As you walk further into Ushimado towards one of its small but prepossessing beaches, you will be greeted by an impressive torii gate which marks the entrance of Ushimado Shrine. However, be ready for a small hike up a long flight of stairs. As you ascend into the lush forest at the top, the sound of the wind and the tide disappear, leaving you with nothing but the sound of nature and your own footsteps on the well-worn path. Finally you will be greeted by the sight of the shrine slowly appearing at the top of the path, surrounded by trees gently whispering in the wind. This shrine is said to have been established around a thousand years ago and it is easy to understand why such a spellbinding place has become steeped in local legends.
Founded in the 1940s by the wealthy Hattori family, the Ushimado Olive garden boasts around 2000 olive trees in a 10 hectare botanical garden and is one of only two olive gardens in Japan today. Set upon a hilltop overlooking the Seto Inland Sea, the view is mesmerising and has been a source of inspiration for many Japanese painters such as Satake Toku.
You will also find there a shop which a offers a wide variety of items made from olives, such as cosmetics or salad dressing, as well as their very own olive-flavoured ice cream! Above the shop, a new avant-garde cafe has recently opened its doors where you can sip delicious freshly made juices or heartwarming coffee.
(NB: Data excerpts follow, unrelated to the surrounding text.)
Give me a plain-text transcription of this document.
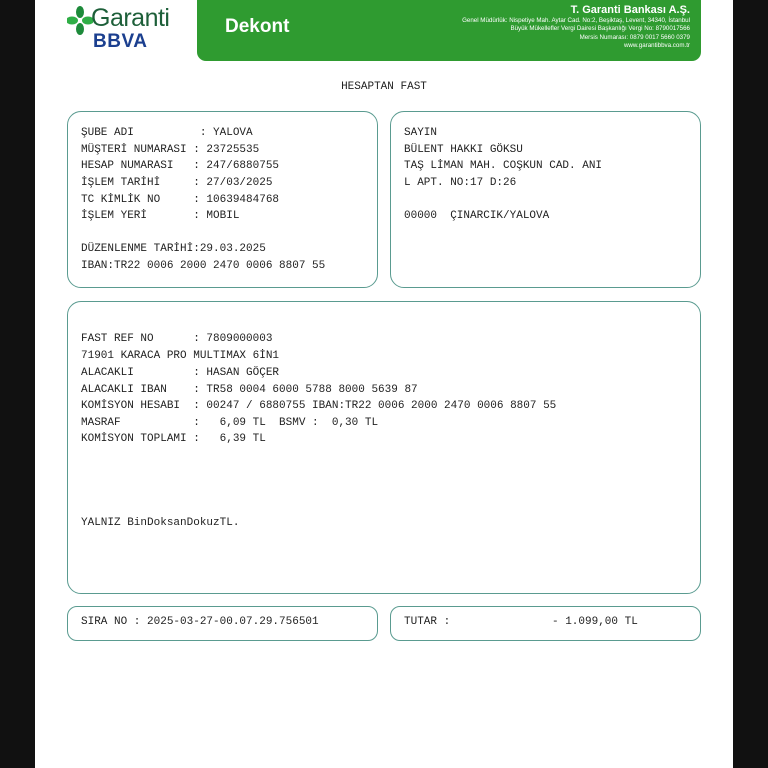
Garanti
BBVA
Dekont
T. Garanti Bankası A.Ş.
Genel Müdürlük: Nispetiye Mah. Aytar Cad. No:2, Beşiktaş, Levent, 34340, İstanbul
Büyük Mükellefler Vergi Dairesi Başkanlığı Vergi No: 8790017566
Mersis Numarası: 0879 0017 5660 0379
www.garantibbva.com.tr
HESAPTAN FAST
ŞUBE ADI          : YALOVA
MÜŞTERİ NUMARASI : 23725535
HESAP NUMARASI   : 247/6880755
İŞLEM TARİHİ     : 27/03/2025
TC KİMLİK NO     : 10639484768
İŞLEM YERİ       : MOBIL
DÜZENLENME TARİHİ:29.03.2025
IBAN:TR22 0006 2000 2470 0006 8807 55
SAYIN
BÜLENT HAKKI GÖKSU
TAŞ LİMAN MAH. COŞKUN CAD. ANI
L APT. NO:17 D:26
00000  ÇINARCIK/YALOVA
FAST REF NO      : 7809000003
71901 KARACA PRO MULTIMAX 6İN1
ALACAKLI         : HASAN GÖÇER
ALACAKLI IBAN    : TR58 0004 6000 5788 8000 5639 87
KOMİSYON HESABI  : 00247 / 6880755 IBAN:TR22 0006 2000 2470 0006 8807 55
MASRAF           :   6,09 TL  BSMV :  0,30 TL
KOMİSYON TOPLAMI :   6,39 TL
YALNIZ BinDoksanDokuzTL.
SIRA NO : 2025-03-27-00.07.29.756501	TUTAR :	- 1.099,00 TL
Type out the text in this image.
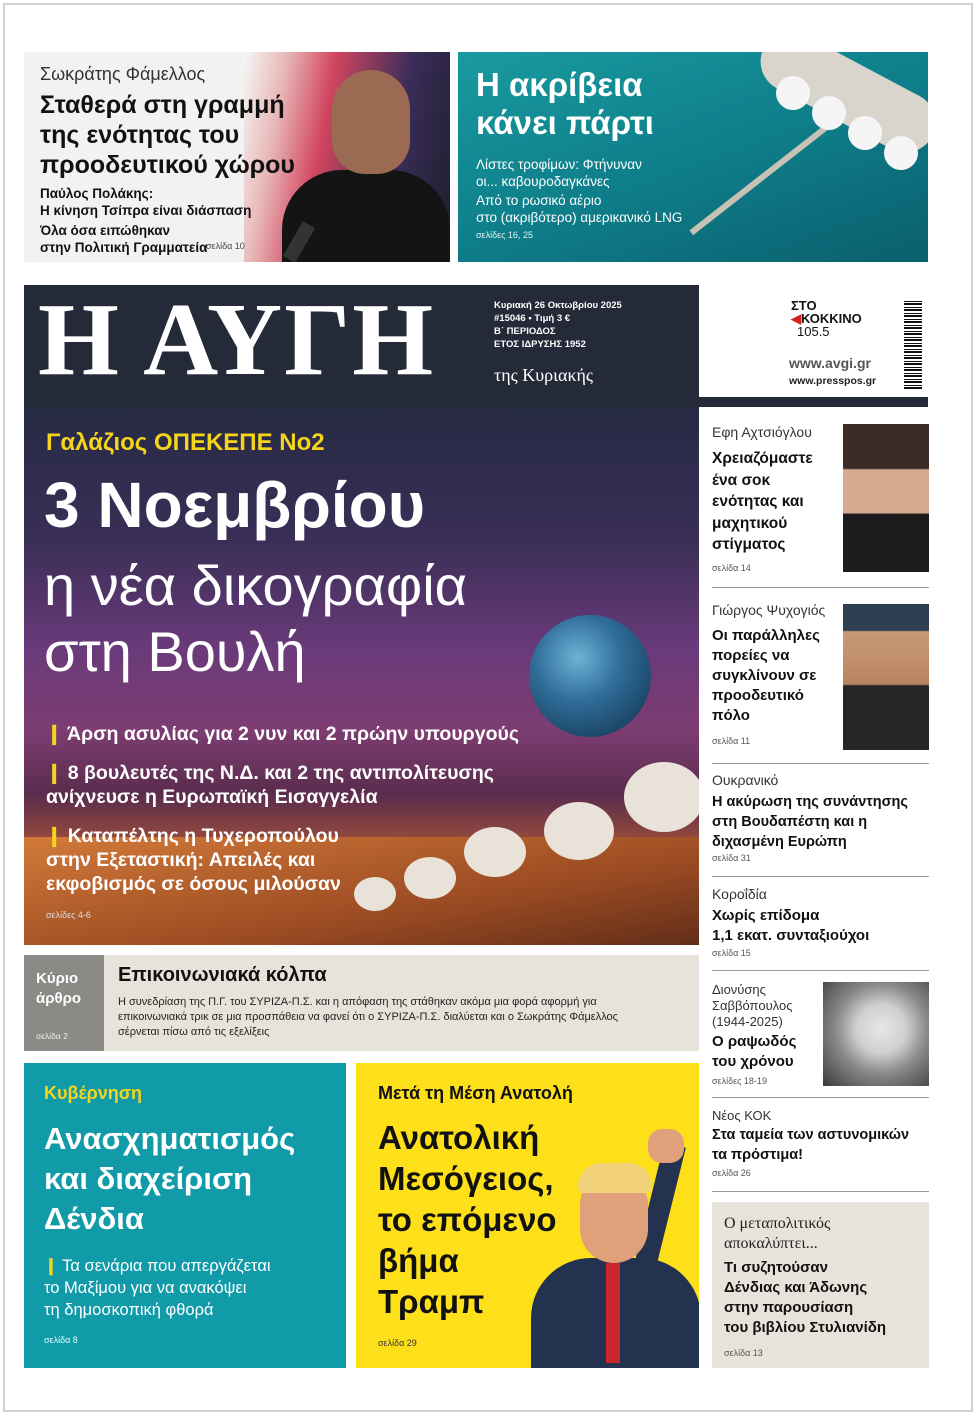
Σωκράτης Φάμελλος
Σταθερά στη γραμμή
της ενότητας του
προοδευτικού χώρου
Παύλος Πολάκης:
Η κίνηση Τσίπρα είναι διάσπαση
Όλα όσα ειπώθηκαν
στην Πολιτική Γραμματεία
σελίδα 10
Η ακρίβεια
κάνει πάρτι
Λίστες τροφίμων: Φτήνυναν
οι... καβουροδαγκάνες
Από το ρωσικό αέριο
στο (ακριβότερο) αμερικανικό LNG
σελίδες 16, 25
Η ΑΥΓΗ	Κυριακή 26 Οκτωβρίου 2025
#15046 • Τιμή 3 €
Β΄ ΠΕΡΙΟΔΟΣ
ΕΤΟΣ ΙΔΡΥΣΗΣ 1952
της Κυριακής
ΣΤΟ
◀ΚΟΚΚΙΝΟ
105.5
www.avgi.gr
www.presspos.gr
Γαλάζιος ΟΠΕΚΕΠΕ Νο2
3 Νοεμβρίου
η νέα δικογραφία
στη Βουλή
❙ Άρση ασυλίας για 2 νυν και 2 πρώην υπουργούς
❙ 8 βουλευτές της Ν.Δ. και 2 της αντιπολίτευσης
ανίχνευσε η Ευρωπαϊκή Εισαγγελία
❙ Καταπέλτης η Τυχεροπούλου
στην Εξεταστική: Απειλές και
εκφοβισμός σε όσους μιλούσαν
σελίδες 4-6
Κύριο
άρθρο
σελίδα 2
Επικοινωνιακά κόλπα
Η συνεδρίαση της Π.Γ. του ΣΥΡΙΖΑ-Π.Σ. και η απόφαση της στάθηκαν ακόμα μια φορά αφορμή για
επικοινωνιακά τρικ σε μια προσπάθεια να φανεί ότι ο ΣΥΡΙΖΑ-Π.Σ. διαλύεται και ο Σωκράτης Φάμελλος
σέρνεται πίσω από τις εξελίξεις
Κυβέρνηση
Ανασχηματισμός
και διαχείριση
Δένδια
❙ Τα σενάρια που απεργάζεται
το Μαξίμου για να ανακόψει
τη δημοσκοπική φθορά
σελίδα 8
Μετά τη Μέση Ανατολή
Ανατολική
Μεσόγειος,
το επόμενο
βήμα
Τραμπ
σελίδα 29
Εφη Αχτσιόγλου
Χρειαζόμαστε
ένα σοκ
ενότητας και
μαχητικού
στίγματος
σελίδα 14
Γιώργος Ψυχογιός
Οι παράλληλες
πορείες να
συγκλίνουν σε
προοδευτικό
πόλο
σελίδα 11
Ουκρανικό
Η ακύρωση της συνάντησης
στη Βουδαπέστη και η
διχασμένη Ευρώπη
σελίδα 31
Κοροΐδία
Χωρίς επίδομα
1,1 εκατ. συνταξιούχοι
σελίδα 15
Διονύσης
Σαββόπουλος
(1944-2025)
Ο ραψωδός
του χρόνου
σελίδες 18-19
Νέος ΚΟΚ
Στα ταμεία των αστυνομικών
τα πρόστιμα!
σελίδα 26
Ο μεταπολιτικός
αποκαλύπτει...
Τι συζητούσαν
Δένδιας και Άδωνης
στην παρουσίαση
του βιβλίου Στυλιανίδη
σελίδα 13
For those looking for a change of fortune in their love life, go ring the ‘Lover’s bell’ and wish for the best. For a more surefire result, ring it three times (that’s the charm as they say!).
It might seem at first like just another small uninhabited island, but at low tide it slowly reveals its true magic as the sea slowly parts and a path appears, enabling you to walk to the two neighbouring islands. Leaving from the Limani Hotel, Kuroshima Island is just a short boat-ride away.
Facing the town of Ushimado is Maejima, a beautifully green island designated as National Park. Just a five minute ferry ride from Ushimado, Maejima is a great place to enjoy fun outdoor activities such as sea kayaking, cycling, hiking, or even camping. If you have the chance, stay over in one of the many pensions on the island and treat yourself to a gorgeous red sunset and maybe even to some freshly caught oysters.
Bizen pottery is famous worldwide for its earthy colours. But before Bizen pottery existed, Sue pottery with its distinctive blue-grey colour was very much in vogue. Many ancient kilns once used to bake Sue potteries were found in Sabukaze, elevating the area to National Historical Landmark. Today, Sabukaze is home to a museum where you can admire many relics found in the surroundings as well as try your hand at making your own Sue pottery under the careful guidance of local artisans!
How get to Ushimado
As there are no train lines, it might be a little bit tricky to get to Ushimado but it is certainly not impossible! First, board a train on the Ako line at Okayama Station and alight at Oku station, a trip that takes around 25 minutes one way. Once you arrive at Oku Station, walk towards the roundabout situated right in front of the station where you will see a single bus stop. As there are very few buses bound to Ushimado, we highly recommend that you check the timetable beforehand here. Get off at the last stop, ‘Ushimado’. The bus journey takes around 20 minutes. Otherwise, you can jump in a taxi at the train station which would cost around 2500 yen and can take as little as 20 minutes.
If alternatively you rent a car at Okayama station, you can reach Ushimado in around 50 minutes.
Come and see for yourself and experience the breathtaking beauty and charm of this traditional Japanese seaside town. Let yourself be transported through time while walking through its old streets; test yourself with a spot of paddle boarding; and of course don’t forget to taste the fresh local food. Ushimado is truly a feast for the senses.